Tom Shandor stood up, trembling, and took
the briefcase. "It should be here," he said. "If not the whole story, at least the missing pieces." He started for the booth door. "Go home," he said. "I'm going where I can examine these files without any interference. Then I'll call you." And then he was out the door, shouldering his way through the crowded restaurant, frantically weaving his way to the street. He didn't hear Ann's voice as she called after him to stop, didn't see her stop at the booth door, watch in a confusion of fear and tenderness, and collapse into the booth, sobbing as if her heart would break. Because a crazy, twisted, impossible idea was in his mind, an idea that had plagued him since he had started reading that morning, an idea with an answer, an acid test, folded in the briefcase under his arm. He bumped into a fat man at the bar, grunted angrily, and finally reached the street, whistled at the cab that lingered nearby.

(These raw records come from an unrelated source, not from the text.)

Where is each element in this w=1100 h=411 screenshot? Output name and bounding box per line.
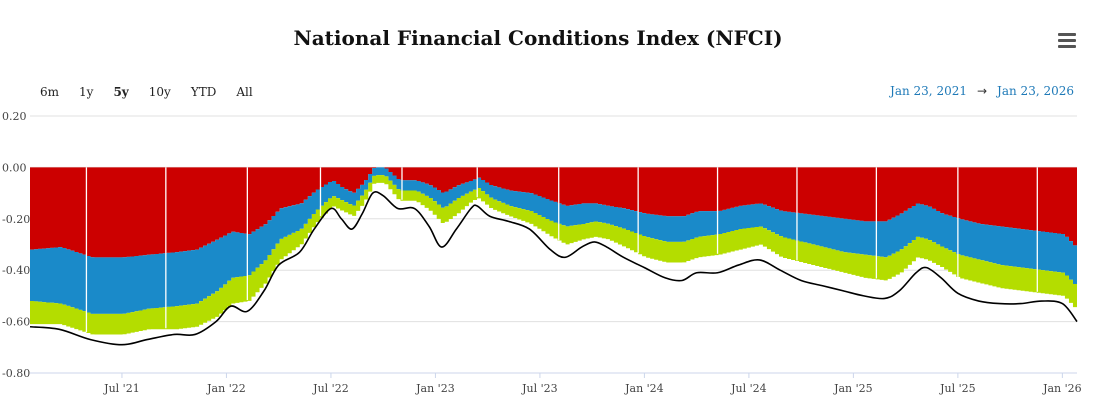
range-button-10y[interactable]: 10y: [148, 85, 171, 99]
y-tick-label: -0.40: [2, 264, 30, 277]
x-tick-label: Jul '21: [103, 382, 140, 395]
range-button-ytd[interactable]: YTD: [190, 85, 217, 99]
range-button-6m[interactable]: 6m: [40, 85, 60, 99]
x-tick-label: Jul '25: [939, 382, 976, 395]
x-tick-label: Jan '22: [206, 382, 246, 395]
area-layers: [30, 167, 1077, 335]
date-range-display: Jan 23, 2021 → Jan 23, 2026: [890, 84, 1074, 98]
x-tick-label: Jan '25: [833, 382, 873, 395]
range-button-all[interactable]: All: [236, 85, 253, 99]
x-tick-label: Jan '26: [1042, 382, 1082, 395]
hamburger-menu-icon[interactable]: [1058, 33, 1076, 49]
nfci-line-group: [29, 191, 1078, 346]
nfci-line: [29, 191, 1078, 346]
y-tick-label: -0.20: [2, 213, 30, 226]
x-tick-label: Jan '23: [415, 382, 455, 395]
date-from-input[interactable]: Jan 23, 2021: [890, 84, 967, 98]
y-axis: 0.20 0.00 -0.20 -0.40 -0.60 -0.80: [2, 110, 30, 380]
x-axis: Jul '21 Jan '22 Jul '22 Jan '23 Jul '23 Jan '…: [30, 372, 1082, 395]
date-to-input[interactable]: Jan 23, 2026: [997, 84, 1074, 98]
x-tick-label: Jul '22: [312, 382, 349, 395]
chart-title: National Financial Conditions Index (NFC…: [293, 26, 783, 50]
arrow-right-icon: →: [976, 84, 988, 98]
quarter-markers: [85, 167, 1038, 333]
x-tick-label: Jul '24: [730, 382, 767, 395]
area-credit: [30, 167, 1077, 314]
y-tick-label: 0.00: [2, 161, 27, 174]
y-tick-label: -0.80: [2, 367, 30, 380]
x-tick-label: Jul '23: [521, 382, 558, 395]
x-tick-label: Jan '24: [624, 382, 664, 395]
y-tick-label: -0.60: [2, 316, 30, 329]
area-leverage: [30, 167, 1077, 258]
range-selector: 6m 1y 5y 10y YTD All: [32, 84, 265, 100]
range-button-5y[interactable]: 5y: [113, 85, 129, 99]
y-tick-label: 0.20: [2, 110, 27, 123]
nfci-chart: 0.20 0.00 -0.20 -0.40 -0.60 -0.80 Jul '21 Jan …: [2, 110, 1082, 395]
area-risk: [30, 175, 1077, 335]
range-button-1y[interactable]: 1y: [79, 85, 94, 99]
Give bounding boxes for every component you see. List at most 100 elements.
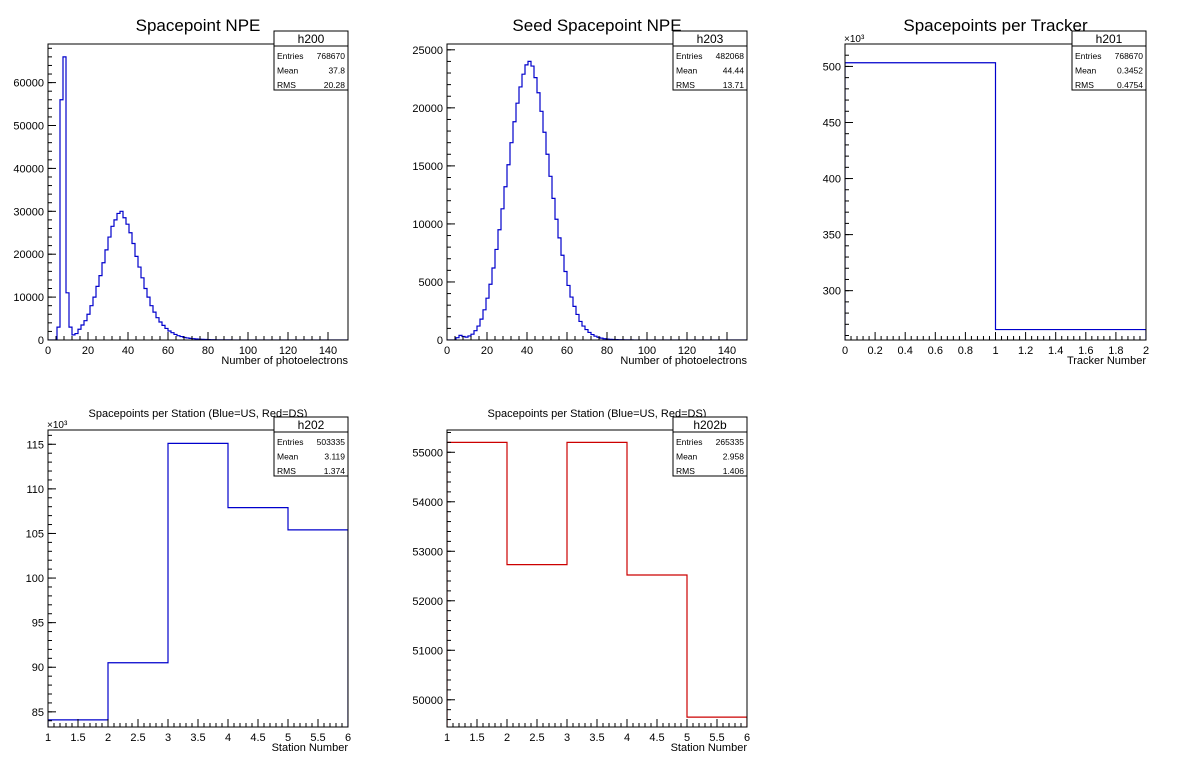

The car swung up before him, the door springing open automatically. He had one foot on the running board before he saw the trap, saw the tight yellowish face and the glittering eyes inside the cab. Suddenly there was an explosion of bright purple brilliance, and he was screaming, twisting and screaming and reeling backward onto the sidewalk, doubled over with the agonizing fire that burned through his side and down one leg, forcing scream after scream from his throat as he blindly staggered to the wall of the building, pounded it with his fists for relief from the searing pain. And then he was on his side on the sidewalk, sobbing, blubbering incoherently to the uniformed policeman who was dragging him gently to his feet, seeing through burning eyes the group of curious people gathering around. Suddenly realization dawned through the pain, and he let out a cry of anger and bolted for the curb, knocking the policeman aside, his eyes wild, searching the receding stream of traffic for the cab, a picture of the occupant burned indelibly into his mind, a face he had seen, recognized. The cab was gone, he knew, gone like a breath of wind. The briefcase was also gone--
* * * * *
He gave the address of the Essex University Hospital to the cabby, and settled back in the seat, gripping the hand-guard tightly to fight down the returning pain in his side and leg. His mind was whirling, fighting in a welter of confusion, trying to find some avenue of approach, some way to make sense of the mess. The face in the cab recurred again and again before his eyes, the gaunt, putty-colored cheeks, the sharp glittering eyes. His acquaintance with Frank Mariel had been brief and unpleasant, in the past, but that was a face he would never forget. But how could Mariel have known where he would be, and when? There was precision in that attack, far too smooth precision ever to have been left to chance, or even to independent planning. His mind skirted the obvious a dozen times, and each time rejected it angrily. Finally he knew he could no longer reject the thought, the only possible answer. Mariel had known where he would be, and at what time. Therefore, someone must have told him.